History | Diving Disease

History

The connection between pressure and the solubility of gases in liquids was established as early as 1670 by Robert Boyle.However, it was not until 1857 that Felix Hoppe-Seyler established the theory of gas embolism as the cause of decompression sickness. There were then further investigations on diving depth and diving time. However, it was not until 1878 that Paul Bert’s first textbook for divers was published, recommending that a decompression time of 20 minutes per bar of pressure relief should be maintained.

This recommendation was valid for the next 30 years. John Scott-Haldane found out through experiments on sheep that there are different tissues that rise and fall at different rates. He was the first to publish decompression tables for the different tissue classes.
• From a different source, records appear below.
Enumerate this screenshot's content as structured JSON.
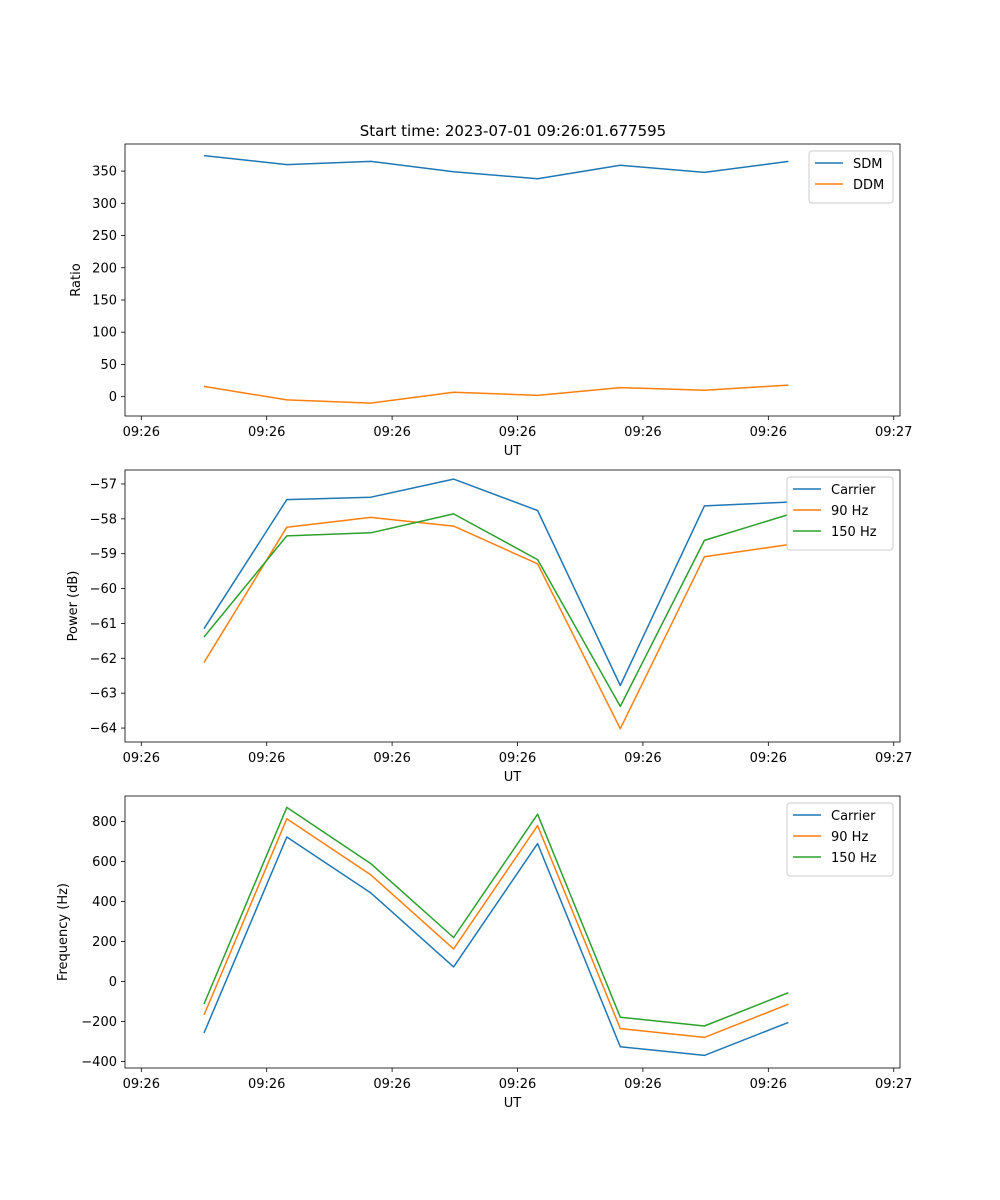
{
  "figure_title": "Start time: 2023-07-01 09:26:01.677595",
  "colors": {
    "blue": "#1f77b4",
    "orange": "#ff7f0e",
    "green": "#2ca02c"
  },
  "chart_data": [
    {
      "type": "line",
      "title": "Start time: 2023-07-01 09:26:01.677595",
      "xlabel": "UT",
      "ylabel": "Ratio",
      "x": [
        0.5,
        1.16,
        1.83,
        2.49,
        3.16,
        3.82,
        4.49,
        5.16
      ],
      "xlim": [
        -0.13,
        6.05
      ],
      "xticks": [
        0,
        1,
        2,
        3,
        4,
        5,
        6
      ],
      "xtick_labels": [
        "09:26",
        "09:26",
        "09:26",
        "09:26",
        "09:26",
        "09:26",
        "09:27"
      ],
      "ylim": [
        -30,
        392
      ],
      "yticks": [
        0,
        50,
        100,
        150,
        200,
        250,
        300,
        350
      ],
      "ytick_labels": [
        "0",
        "50",
        "100",
        "150",
        "200",
        "250",
        "300",
        "350"
      ],
      "legend": "top-right",
      "series": [
        {
          "name": "SDM",
          "color": "#1f77b4",
          "values": [
            374,
            360,
            365,
            349,
            338,
            359,
            348,
            365
          ]
        },
        {
          "name": "DDM",
          "color": "#ff7f0e",
          "values": [
            16,
            -5,
            -10,
            7,
            2,
            14,
            10,
            18
          ]
        }
      ]
    },
    {
      "type": "line",
      "title": "",
      "xlabel": "UT",
      "ylabel": "Power (dB)",
      "x": [
        0.5,
        1.16,
        1.83,
        2.49,
        3.16,
        3.82,
        4.49,
        5.16
      ],
      "xlim": [
        -0.13,
        6.05
      ],
      "xticks": [
        0,
        1,
        2,
        3,
        4,
        5,
        6
      ],
      "xtick_labels": [
        "09:26",
        "09:26",
        "09:26",
        "09:26",
        "09:26",
        "09:26",
        "09:27"
      ],
      "ylim": [
        -64.4,
        -56.6
      ],
      "yticks": [
        -64,
        -63,
        -62,
        -61,
        -60,
        -59,
        -58,
        -57
      ],
      "ytick_labels": [
        "−64",
        "−63",
        "−62",
        "−61",
        "−60",
        "−59",
        "−58",
        "−57"
      ],
      "legend": "top-right",
      "series": [
        {
          "name": "Carrier",
          "color": "#1f77b4",
          "values": [
            -61.15,
            -57.45,
            -57.38,
            -56.86,
            -57.76,
            -62.78,
            -57.63,
            -57.52
          ]
        },
        {
          "name": "90 Hz",
          "color": "#ff7f0e",
          "values": [
            -62.12,
            -58.24,
            -57.96,
            -58.21,
            -59.29,
            -64.02,
            -59.09,
            -58.74
          ]
        },
        {
          "name": "150 Hz",
          "color": "#2ca02c",
          "values": [
            -61.39,
            -58.49,
            -58.4,
            -57.86,
            -59.17,
            -63.38,
            -58.62,
            -57.88
          ]
        }
      ]
    },
    {
      "type": "line",
      "title": "",
      "xlabel": "UT",
      "ylabel": "Frequency (Hz)",
      "x": [
        0.5,
        1.16,
        1.83,
        2.49,
        3.16,
        3.82,
        4.49,
        5.16
      ],
      "xlim": [
        -0.13,
        6.05
      ],
      "xticks": [
        0,
        1,
        2,
        3,
        4,
        5,
        6
      ],
      "xtick_labels": [
        "09:26",
        "09:26",
        "09:26",
        "09:26",
        "09:26",
        "09:26",
        "09:27"
      ],
      "ylim": [
        -433,
        928
      ],
      "yticks": [
        -400,
        -200,
        0,
        200,
        400,
        600,
        800
      ],
      "ytick_labels": [
        "−400",
        "−200",
        "0",
        "200",
        "400",
        "600",
        "800"
      ],
      "legend": "top-right",
      "series": [
        {
          "name": "Carrier",
          "color": "#1f77b4",
          "values": [
            -258,
            723,
            443,
            73,
            690,
            -327,
            -370,
            -205
          ]
        },
        {
          "name": "90 Hz",
          "color": "#ff7f0e",
          "values": [
            -168,
            814,
            533,
            163,
            780,
            -236,
            -280,
            -114
          ]
        },
        {
          "name": "150 Hz",
          "color": "#2ca02c",
          "values": [
            -113,
            871,
            590,
            220,
            837,
            -179,
            -223,
            -56
          ]
        }
      ]
    }
  ]
}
However, his tables only went down to 58m depth. These tables formed the basis for research for the next 25 years. Haldane had taken a very simple model as basis for his tables.

He assumed that the degree of saturation or desaturation was only dependent on the blood flow. In the years that followed, research was done to refine the whole thing and to calculate for greater depths. 1958 the most common tables were those of the US Navy.

They were based on 6 tissue classes and variable saturation factors. The dive tables were eventually replaced by dive computers, which were much more complex in recording the processes of diving. But even the computers cannot exclude all risks, because even they cannot capture all the complex processes in the body. Studies are currently underway to better control the formation of microbubbles.